Based on three sessions per week, we have outlined a possible program, below:
- Power Clean – 4 sets – 3 reps – 70%1RM
- Front Squat – 4 sets – 5 reps – 75%1RM
- Bent Over Row – 4 sets – 6 reps – 70%1RM
- Overhead Press – 4 sets – 6 reps – 60%1RM
- Clean and Jerk – 4 sets – 3 reps – 70%1RM
- Deadlift – 4 sets – 5 reps – 75%1RM
- Overhead Press – 4 sets – 6 reps – 60%1RM
- Lunge – 4 sets – 6reps – 60%
- Clean – 4 sets – 3 reps – 70%1RM
- Back Squat – 4 sets – 5 reps - 75%1RM
- Bent Over Row – 4 sets – 6 reps - 70%1RM
- Overhead Press – 4 sets - 6 reps - 60%1RM
It is important to either increase volume or intensity to improve your overall performance.
This doesn’t have to be huge jumps in one or the other, but increases that are steady and sustainable which will also allow your tendons and joints to strengthen and adapt.
An active cooling down procedue can be effective for recovery.
Follow a similar routine as the warm up but in reverse.
Nutrition for Recovery
After we have been training we should always replace lost fluids, carbohydrate stores and consume protein to help repair muscle tissue.
The American College of Sports Medicine recommends the following intake:
Consume 125% of the fluid lost. Therefore, if you have lost 1 liter through sweat and urine, you should drink 1.25 liters.

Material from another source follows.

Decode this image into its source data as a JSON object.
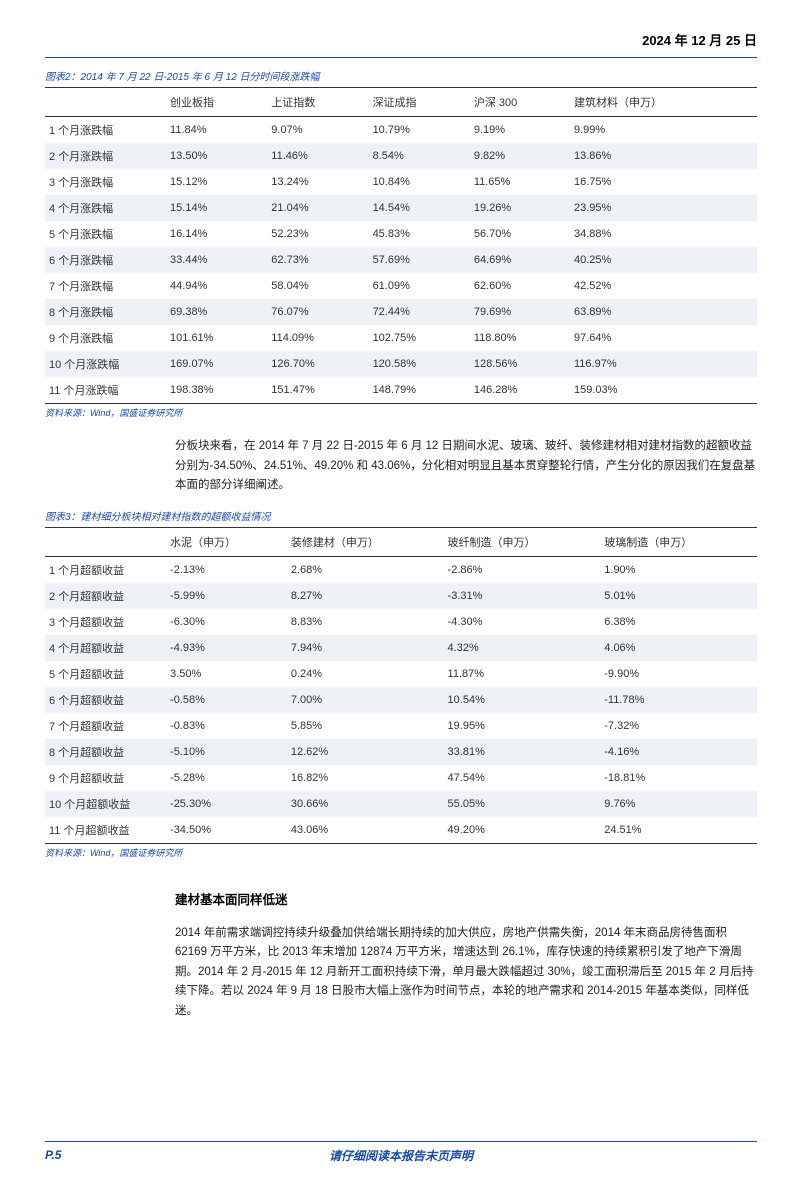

To restore glycogen reserves, consume 1 - 1.2g of a rich carbohydrate source per 1 kilogram (2.2lbs) of body weight within the first 4 - 6 hours of exercise,
Studies have demonstrated that eating 50 - 100g of protein after exercise has improved static force and dymnamic power production as well as reducing delayed onset muscle soreness (DOMS).
The available research concerning rucking shows that many military recruits become injured due to the high stresses of increased loads and a lack of preparation.
There's also a connection between those of a slight build (more suitable to middle and long distance running) and a higher predictability of injury.
It is apparant that to perfrom military tasks successfully there is a higher requirement for strength and power training.
Therefore a program based around strengthening and conditioning of the body is key to reduce injury and to perform better. Something that is now widely recommended by various agencies and researchers.
However, it is also important to implement an adequate nutritional regime to support your training and recovery efforts.